Le mythologique Nemrod paraît personnifier une race que soumirent et exterminèrent en partie des conquérans aryens. Les descendans de ces Couschites, comme le firent dans l’Inde les populations dravidiennes à l’arrivée des Aryas, se réfugièrent dans les montagnes. Ils y menèrent une existence misérable, vivant de chasse et de déprédations. Les nouveaux envahisseurs les regardèrent comme une race rebelle que le ciel avait maudite. C’est ce qui s’est produit en Asie pour presque toutes les peuplades indigènes. Le nom de Couschites subsista altéré dans celui de Cosséens, donné par les Grecs à une population des montagnes du nord de la Susiane qui désolait le pays par son brigandage. Les anciens ont appelé Mèdes les conquérans aryens, qui venaient probablement de la Bactriane. Leur domination dura deux siècles environ. Celle d’une race touranienne la remplaça. Peut-être ces Touraniens ou Touryas étaient-ils déjà établis dans une partie de l’Assyrie quand les Mèdes-Aryens s’en emparèrent, et ne firent-ils que reprendre leur indépendance en absorbant ou en expulsant leurs oppresseurs. On pourrait l’induire du nom que leur appliquaient les Perses ou Iraniens, avec lesquels ils demeurèrent en hostilité permanente : le nom est Uvaja qui signifie autochthones ; il a donné naissance à celui d’Ouxioi que les géographes anciens ont attribué à leurs descendans, et à la dénomination plus moderne de Chuzistan. Quant aux Hébreux, ils ont désigné les Touraniens sous ce nom d’Elam, d’où est dérivé celui d’Elymaïde, sous lequel les Grecs connaissaient le Laristan. Le nom que porte dans la Genèse un roi d’Élam contemporain d’Abraham, Chodorlaomer, a tout à fait une physionomie touranienne, et est une indication chronologique importante pour l’âge auquel remonte cette domination.

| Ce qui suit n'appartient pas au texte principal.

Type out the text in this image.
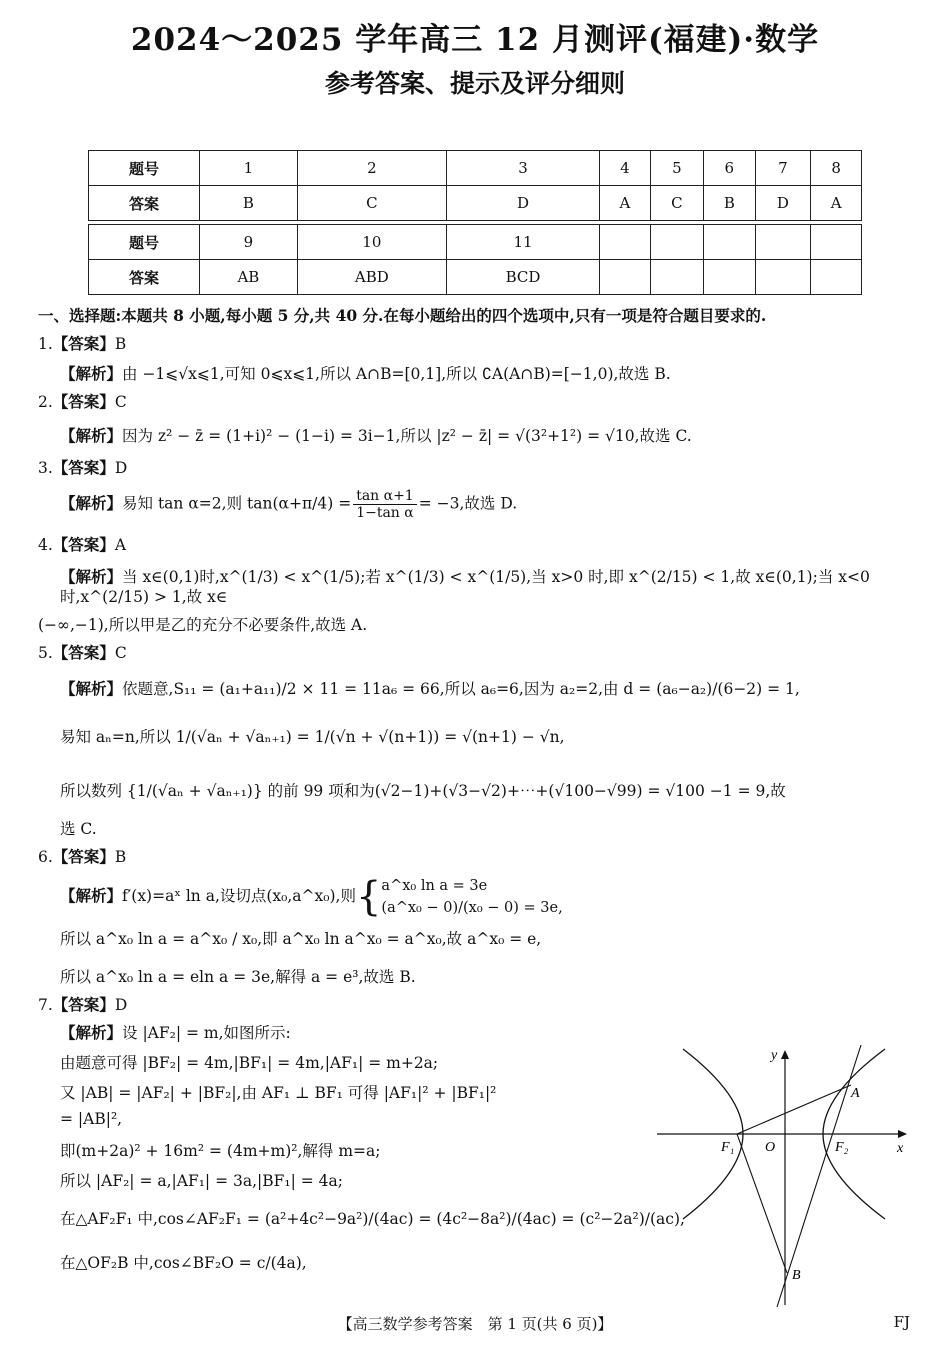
2024～2025 学年高三 12 月测评(福建)·数学
参考答案、提示及评分细则
题号	1	2	3	4	5	6	7	8
答案	B	C	D	A	C	B	D	A

题号	9	10	11					
答案	AB	ABD	BCD					
一、选择题:本题共 8 小题,每小题 5 分,共 40 分.在每小题给出的四个选项中,只有一项是符合题目要求的.
1.【答案】B
【解析】由 −1⩽√x⩽1,可知 0⩽x⩽1,所以 A∩B=[0,1],所以 ∁A(A∩B)=[−1,0),故选 B.
2.【答案】C
【解析】因为 z² − z̄ = (1+i)² − (1−i) = 3i−1,所以 |z² − z̄| = √(3²+1²) = √10,故选 C.
3.【答案】D
【解析】易知 tan α=2,则 $\tan(\alpha+\pi/4) = \frac{\text{tan α+1}}{\text{1−tan α}} = -3$,故选 D.
4.【答案】A
【解析】当 x∈(0,1)时,x^(1/3) < x^(1/5);若 x^(1/3) < x^(1/5),当 x>0 时,即 x^(2/15) < 1,故 x∈(0,1);当 x<0 时,x^(2/15) > 1,故 x∈
(−∞,−1),所以甲是乙的充分不必要条件,故选 A.
5.【答案】C
【解析】依题意,S₁₁ = (a₁+a₁₁)/2 × 11 = 11a₆ = 66,所以 a₆=6,因为 a₂=2,由 d = (a₆−a₂)/(6−2) = 1,
易知 aₙ=n,所以 1/(√aₙ + √aₙ₊₁) = 1/(√n + √(n+1)) = √(n+1) − √n,
所以数列 {1/(√aₙ + √aₙ₊₁)} 的前 99 项和为(√2−1)+(√3−√2)+⋯+(√100−√99) = √100 −1 = 9,故
选 C.
6.【答案】B
【解析】f′(x)=aˣ ln a,设切点(x₀,a^x₀),则{ a^x₀ ln a = 3e
(a^x₀ − 0)/(x₀ − 0) = 3e,
所以 a^x₀ ln a = a^x₀ / x₀,即 a^x₀ ln a^x₀ = a^x₀,故 a^x₀ = e,
所以 a^x₀ ln a = eln a = 3e,解得 a = e³,故选 B.
7.【答案】D
【解析】设 |AF₂| = m,如图所示:
由题意可得 |BF₂| = 4m,|BF₁| = 4m,|AF₁| = m+2a;
又 |AB| = |AF₂| + |BF₂|,由 AF₁ ⊥ BF₁ 可得 |AF₁|² + |BF₁|²
= |AB|²,
即(m+2a)² + 16m² = (4m+m)²,解得 m=a;
所以 |AF₂| = a,|AF₁| = 3a,|BF₁| = 4a;
在△AF₂F₁ 中,cos∠AF₂F₁ = (a²+4c²−9a²)/(4ac) = (4c²−8a²)/(4ac) = (c²−2a²)/(ac),
在△OF₂B 中,cos∠BF₂O = c/(4a),
y
x
O
F₁	F₂
A
B
【高三数学参考答案　第 1 页(共 6 页)】	FJ
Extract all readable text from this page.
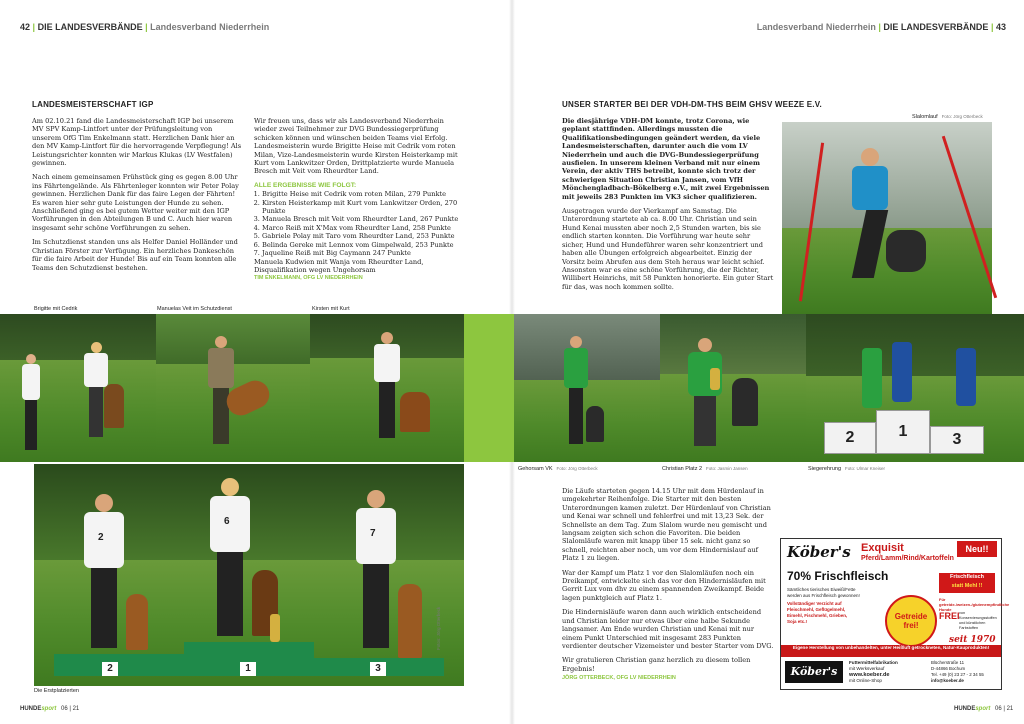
42 | DIE LANDESVERBÄNDE | Landesverband Niederrhein	Landesverband Niederrhein | DIE LANDESVERBÄNDE | 43
LANDESMEISTERSCHAFT IGP

Am 02.10.21 fand die Landesmeisterschaft IGP bei unserem MV SPV Kamp-Lintfort unter der Prüfungsleitung von unserem OfG Tim Enkelmann statt. Herzlichen Dank hier an den MV Kamp-Lintfort für die hervorragende Verpflegung! Als Leistungsrichter konnten wir Markus Klukas (LV Westfalen) gewinnen.

Nach einem gemeinsamen Frühstück ging es gegen 8.00 Uhr ins Fährtengelände. Als Fährtenleger konnten wir Peter Polay gewinnen. Herzlichen Dank für das faire Legen der Fährten! Es waren hier sehr gute Leistungen der Hunde zu sehen. Anschließend ging es bei gutem Wetter weiter mit den IGP Vorführungen in den Abteilungen B und C. Auch hier waren insgesamt sehr schöne Vorführungen zu sehen.

Im Schutzdienst standen uns als Helfer Daniel Holländer und Christian Förster zur Verfügung. Ein herzliches Dankeschön für die faire Arbeit der Hunde! Bis auf ein Team konnten alle Teams den Schutzdienst bestehen.

Wir freuen uns, dass wir als Landesverband Niederrhein wieder zwei Teilnehmer zur DVG Bundessiegerprüfung schicken können und wünschen beiden Teams viel Erfolg. Landesmeisterin wurde Brigitte Heise mit Cedrik vom roten Milan, Vize-Landesmeisterin wurde Kirsten Heisterkamp mit Kurt vom Lankwitzer Orden, Drittplatzierte wurde Manuela Bresch mit Veit vom Rheurdter Land.

ALLE ERGEBNISSE WIE FOLGT:
1. Brigitte Heise mit Cedrik vom roten Milan, 279 Punkte
2. Kirsten Heisterkamp mit Kurt vom Lankwitzer Orden, 270 Punkte
3. Manuela Bresch mit Veit vom Rheurdter Land, 267 Punkte
4. Marco Reiß mit X'Max vom Rheurdter Land, 258 Punkte
5. Gabriele Polay mit Taro vom Rheurdter Land, 253 Punkte
6. Belinda Gereke mit Lennox vom Gimpelwald, 253 Punkte
7. Jaqueline Reiß mit Big Caymann 247 Punkte
Manuela Kudwien mit Wanja vom Rheurdter Land, Disqualifikation wegen Ungehorsam
TIM ENKELMANN, OFG LV NIEDERRHEIN
Brigitte mit Cedrik	Manuelas Veit im Schutzdienst	Kirsten mit Kurt
2	1	3
Gehorsam VK Foto: Jörg Otterbeck	Christian Platz 2 Foto: Jasmin Jansen	Siegerehrung Foto: Ulmar Kneiser
2	1	3
2
6
7
Die Erstplatzierten
Fotos: Jörg Otterbeck
UNSER STARTER BEI DER VDH-DM-THS BEIM GHSV WEEZE E.V.

Die diesjährige VDH-DM konnte, trotz Corona, wie geplant stattfinden. Allerdings mussten die Qualifikationsbedingungen geändert werden, da viele Landesmeisterschaften, darunter auch die vom LV Niederrhein und auch die DVG-Bundessiegerprüfung ausfielen. In unserem kleinen Verband mit nur einem Verein, der aktiv THS betreibt, konnte sich trotz der schwierigen Situation Christian Jansen, vom VfH Mönchengladbach-Bökelberg e.V., mit zwei Ergebnissen mit jeweils 283 Punkten im VK3 sicher qualifizieren.

Ausgetragen wurde der Vierkampf am Samstag. Die Unterordnung startete ab ca. 8.00 Uhr. Christian und sein Hund Kenai mussten aber noch 2,5 Stunden warten, bis sie endlich starten konnten. Die Vorführung war heute sehr sicher, Hund und Hundeführer waren sehr konzentriert und haben alle Übungen erfolgreich abgearbeitet. Einzig der Vorsitz beim Abrufen aus dem Steh heraus war leicht schief. Ansonsten war es eine schöne Vorführung, die der Richter, Willibert Heinrichs, mit 58 Punkten honorierte. Ein guter Start für das, was noch kommen sollte.

Slalomlauf Foto: Jörg Otterbeck

Die Läufe starteten gegen 14.15 Uhr mit dem Hürdenlauf in umgekehrter Reihenfolge. Die Starter mit den besten Unterordnungen kamen zuletzt. Der Hürdenlauf von Christian und Kenai war schnell und fehlerfrei und mit 13,23 Sek. der Schnellste an dem Tag. Zum Slalom wurde neu gemischt und langsam zeigten sich schon die Favoriten. Die beiden Slalomläufe waren mit knapp über 15 sek. nicht ganz so schnell, reichten aber noch, um vor dem Hindernislauf auf Platz 1 zu liegen.

War der Kampf um Platz 1 vor den Slalomläufen noch ein Dreikampf, entwickelte sich das vor den Hindernisläufen mit Gerrit Lux vom dhv zu einem spannenden Zweikampf. Beide lagen punktgleich auf Platz 1.

Die Hindernisläufe waren dann auch wirklich entscheidend und Christian leider nur etwas über eine halbe Sekunde langsamer. Am Ende wurden Christian und Kenai mit nur einem Punkt Unterschied mit insgesamt 283 Punkten verdienter deutscher Vizemeister und bester Starter vom DVG.

Wir gratulieren Christian ganz herzlich zu diesem tollen Ergebnis!

JÖRG OTTERBECK, OFG LV NIEDERRHEIN
Köber's Exquisit
Pferd/Lamm/Rind/Kartoffeln
Neu!!
70% Frischfleisch	Frischfleisch
statt Mehl !!
Sämtliches tierisches Eiweiß/Fette
werden aus Frischfleisch gewonnen!
Vollständiger Verzicht auf
Fleischmehl, Geflügelmehl,
Eimehl, Fischmehl, Grieben,
Soja etc.!
Getreide frei!
Für getreide-/weizen-/glutenempfindliche Hunde
FREI von Konservierungsstoffen und künstlichen Farbstoffen
seit 1970
Eigene Herstellung von unbehandelten, unter Heißluft getrockneten, Natur-Kauprodukten!
Köber's
Futtermittelfabrikation
mit Werksverkauf
www.koeber.de
mit Online-Shop
Blücherstraße 11
D-44866 Bochum
Tel. +49 (0) 23 27 - 2 34 55
info@koeber.de
HUNDEsport 06 | 21	HUNDEsport 06 | 21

Quoique l’écriture cunéiforme ait été certainement inventée par les Touraniens, les textes que nous possédons ne nous reportent pas aussi haut. Les plus anciens princes qu’on trouve mentionnés appartiennent à la première dynastie chaldéenne, dont le siège principal était Erech, aujourd’hui Warka. L’autorité de ces monarques s’étendait sur plusieurs villes déjà populeuses, entre autres Niflar (Nipour), Sippara (Soufflera), que les textes épigraphiques nomment, comme Bérose, la ville du soleil, et dont la tradition faisait la résidence de Xisuthrus, le Noé chaldéen. Des populations antérieures aux Sémites, ces textes ne nous apprennent rien, si ce n’est qu’elles étaient désignées par les noms de Soumirs et d’Accads. Au reste l’épithète de chaldéenne convient peu à cette vieille dynastie, le pays de Sennaar ou Mésopotamie ne portant pas alors le nom de Chaldée, qui n’apparaît que beaucoup plus tard. Il avait gardé sa dénomination casdo-scythique d’Our-Casdim, c’est-à-dire de pays des deux eaux, nom que la Genèse nous dit être celui de la patrie d’Abraham, mais que les commentateurs n’avaient point compris et où ils voyaient la désignation d’une ville. Les fouilles de MM. Loftus et Jones Taylor ont mis au jour quelques inscriptions donnant les noms des princes de l’ancien empire chaldéen ; malheureusement on ignore la place à leur attribuer dans la succession chronologique. L’un d’eux, dont le nom se lit Orcham, a laissé de nombreux témoignages de sa piété envers les dieux ; mais le plus connu est Hammourabi, dont M. J. Menant a étudié avec succès les nombreuses inscriptions. Ce monarque prenait comme d’autres princes de la même dynastie le titre de roi de Babylone, de roi des quatre régions. Bérose mentionne plusieurs rois ou chefs arabes qui succédèrent à la première dynastie chaldéenne. Les textes cunéiformes sont jusqu’à présent muets à leur égard. Il est probable, ainsi que l’a admis M. de Rougé, que c’étaient des princes de cette même race de Khetas qui joue à l’époque correspondante un grand rôle dans les guerres des Pharaons, et dont les états semblent s’être étendus précisément du côté de l’Assyrie.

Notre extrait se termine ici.